COMING OUT TO A BIG VIEW
Fourteen young-ish artists received a debutante's ball of an opening reception last weekend when
The Future of Fine Art, Emerging Young Artists of New Mexico
was launched at the Gerald Peters Gallery (1101 Paseo de Peralta, 954-5700, through Oct. 29). With more than a dozen artists-mostly under 30-soaking up the wall and floor space with at least as many different ideas about how and what art maybe-oughta-could be, it'd be generous to characterize the exhibition as something of a hodgepodge. Which isn't to say that it's a bad thing at all-mostly it's an almost thing. The artists fit loosely into a few categories, such as those almost ready to be in a gallery exhibition or those almost ready to have a breakthrough that takes them beyond the curse of talent or those almost too good already to be saddled with a survey-style exhibition pinning their work to their youth.
Take Michael Namingha-commanding prime wall space in the entrance to the sprawling gallery's contemporary quarters-already relatively successful, with a family pedigree in art and an obvious eye for both contemporary materials (his works are inkjet prints on canvas) and a crisp, no-nonsense and seductive aesthetic. There's something there, or almost there, but Namingha isn't going to hit his full stride until life hands him the chops to saturate his work with something other than highly capable graphic design. Coming from a grittier underbelly of the world than Namingha, Gerrit Krusemark's work stands out in an oddball triptych dubbed "Robots vs. Humans" for his blend of retro-sci-fi iconography, analogue paintwork, moody, trance color blobs and grad school varnish fetish, with the artist's tutelage under the school of the urban spray can evident but not overwhelming. If we took Namingha's big picture world view, sense of restraint and self-marketing and combined it with Krusemark's comic, gravelly low-pop cavalierism, we'd have something to fear and revere; a kind of unholy child of Warhol and Basquiat all rolled up in one.

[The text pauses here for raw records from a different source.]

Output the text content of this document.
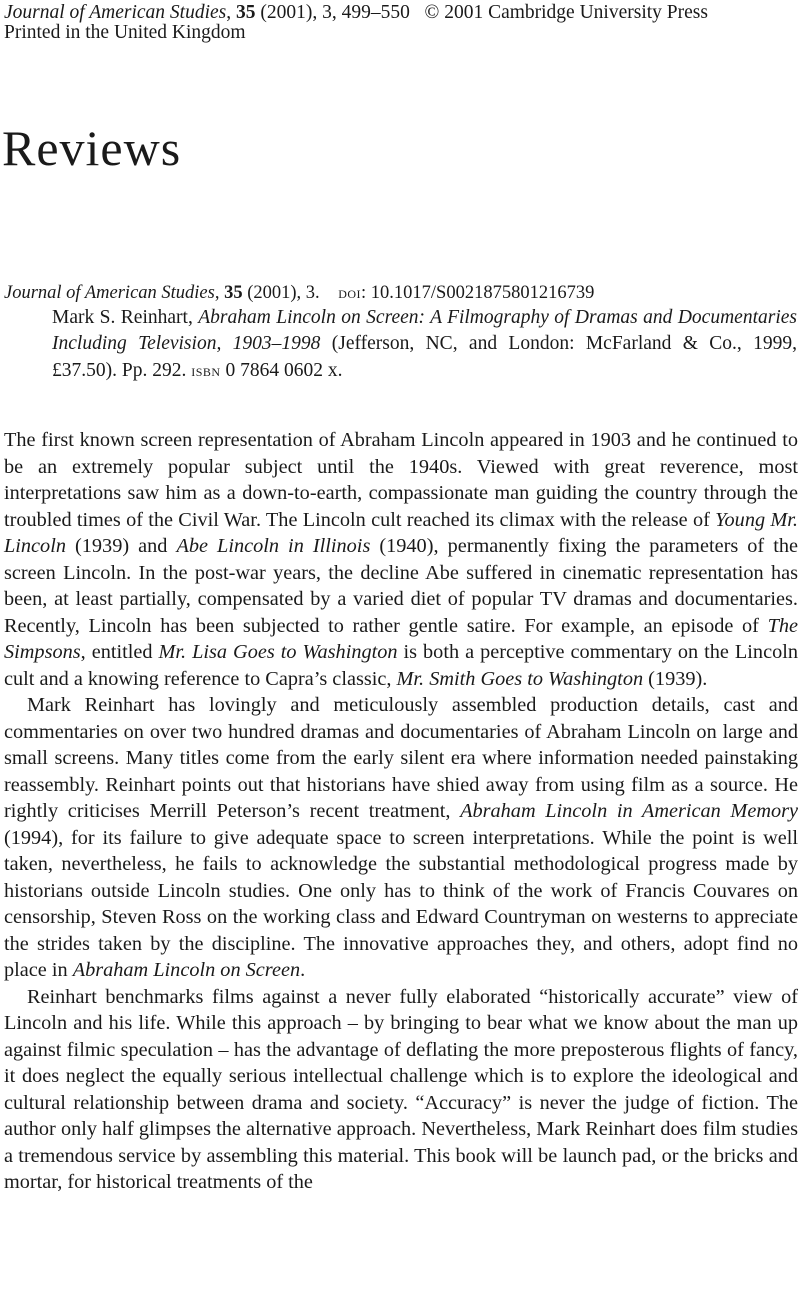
Journal of American Studies, 35 (2001), 3, 499–550 © 2001 Cambridge University Press
Printed in the United Kingdom
Reviews
Journal of American Studies, 35 (2001), 3. doi: 10.1017/S0021875801216739

Mark S. Reinhart, Abraham Lincoln on Screen: A Filmography of Dramas and Documentaries Including Television, 1903–1998 (Jefferson, NC, and London: McFarland & Co., 1999, £37.50). Pp. 292. isbn 0 7864 0602 x.

The first known screen representation of Abraham Lincoln appeared in 1903 and he continued to be an extremely popular subject until the 1940s. Viewed with great reverence, most interpretations saw him as a down-to-earth, compassionate man guiding the country through the troubled times of the Civil War. The Lincoln cult reached its climax with the release of Young Mr. Lincoln (1939) and Abe Lincoln in Illinois (1940), permanently fixing the parameters of the screen Lincoln. In the post-war years, the decline Abe suffered in cinematic representation has been, at least partially, compensated by a varied diet of popular TV dramas and documentaries. Recently, Lincoln has been subjected to rather gentle satire. For example, an episode of The Simpsons, entitled Mr. Lisa Goes to Washington is both a perceptive commentary on the Lincoln cult and a knowing reference to Capra’s classic, Mr. Smith Goes to Washington (1939).

Mark Reinhart has lovingly and meticulously assembled production details, cast and commentaries on over two hundred dramas and documentaries of Abraham Lincoln on large and small screens. Many titles come from the early silent era where information needed painstaking reassembly. Reinhart points out that historians have shied away from using film as a source. He rightly criticises Merrill Peterson’s recent treatment, Abraham Lincoln in American Memory (1994), for its failure to give adequate space to screen interpretations. While the point is well taken, nevertheless, he fails to acknowledge the substantial methodological progress made by historians outside Lincoln studies. One only has to think of the work of Francis Couvares on censorship, Steven Ross on the working class and Edward Countryman on westerns to appreciate the strides taken by the discipline. The innovative approaches they, and others, adopt find no place in Abraham Lincoln on Screen.

Reinhart benchmarks films against a never fully elaborated “historically accurate” view of Lincoln and his life. While this approach – by bringing to bear what we know about the man up against filmic speculation – has the advantage of deflating the more preposterous flights of fancy, it does neglect the equally serious intellectual challenge which is to explore the ideological and cultural relationship between drama and society. “Accuracy” is never the judge of fiction. The author only half glimpses the alternative approach. Nevertheless, Mark Reinhart does film studies a tremendous service by assembling this material. This book will be launch pad, or the bricks and mortar, for historical treatments of the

Not that either of those two needed to be more than they were, but at the end of the day, there are people who dabble around with making stuff and there are people who honestly take themselves seriously as artists-it's a hard job because it's not a day job, it's a calling-and it remains to be seen how much of New Mexico's future, as depicted here, will answer that call and push themselves and their work accordingly.
Even though much of the work is waiting for either a breakdown or a breakthrough, there's plentiful raw talent on tap; Cyrus McCray and Tanmaya Bingham both display an envy-inducing and easy level of draftsmanship that's enough to make you catch your breath in wonder. A steel and cedar bear sculpture, "Tashtego," by James Burnes is an intuitive and fluid conversation between material and sculptor-each line, each curve, each mark a poetry that would make Melville gurgle seawater with briny glee. What fails to attain similar presence appears to be of little concern to co-curator Devin Peters; his goals, as an organizer if not an artist, fall under a bigger vision. He writes in an intro to bios on the artists: "Each artist represents a larger group of artists…despite the diversity of the work, each has a common denominator: a strong love for art and a commitment to carry it into the future." Inasmuch as the city itself has pinned much of its future on art and the young creative culture that will propagate it, Peters has chosen an opportune time to emerge from the shadow of his father's art empire. It could be that he's destined to be part of something new and very exciting in Santa Fe opined the gallery's Special Projects Director Tom Tavelli, "There's a home-grown group of talent here that's under 30 now," he said. "Twenty-five years ago this wouldn't have been possible-I'm a guy who went through Santa Fe High as a kid and I don't remember us being that sophisticated and together. We lacked a view of the large world."
BREAD AND BUTTER
Of course when your world view gets large and interconnected enough you can start to get hung up on improving the way various interrelated systems operate: the dynamics, economics and environmental impact of food production, processing and distribution for example. That's what seems to be on the mind of a bunch of artists who aren't really satisfied with art for art's sake anymore and who, for awhile at least, are playfully harassing the seat of government with an overtly politicized exhibition on all things food-related.
The Food Show
(State Capitol Rotunda, Old Santa Fe Trail and Paseo de Peralta, 986-4589, through Dec. 16), a project of the Santa Fe Council for the Arts, is packed with 3D objects, video projection, a smattering of paintings and an impressive collection of photography, as well as plentiful information about buying local and organic, even when it comes to meats and dairy-a very good idea for people paranoid about things like mad cow disease and avian flu.
But the don't-miss-it feature of the show is Chrissie Orr's giant bread mandala, outdoors, around the less travelled end of the building, it's the kind of thing that must be loved-if for no other reason than to give the grounds staff nervous fits and the birds an orgiastic party-but there are so many other reasons. Starting with the fact that by using simple, natural materials and a widespread traditional-even sacred-form, Orr suggests, not to belittle Gerrit Krusemark, the possibility of a future in which it doesn't necessarily have to be robots vs. humans.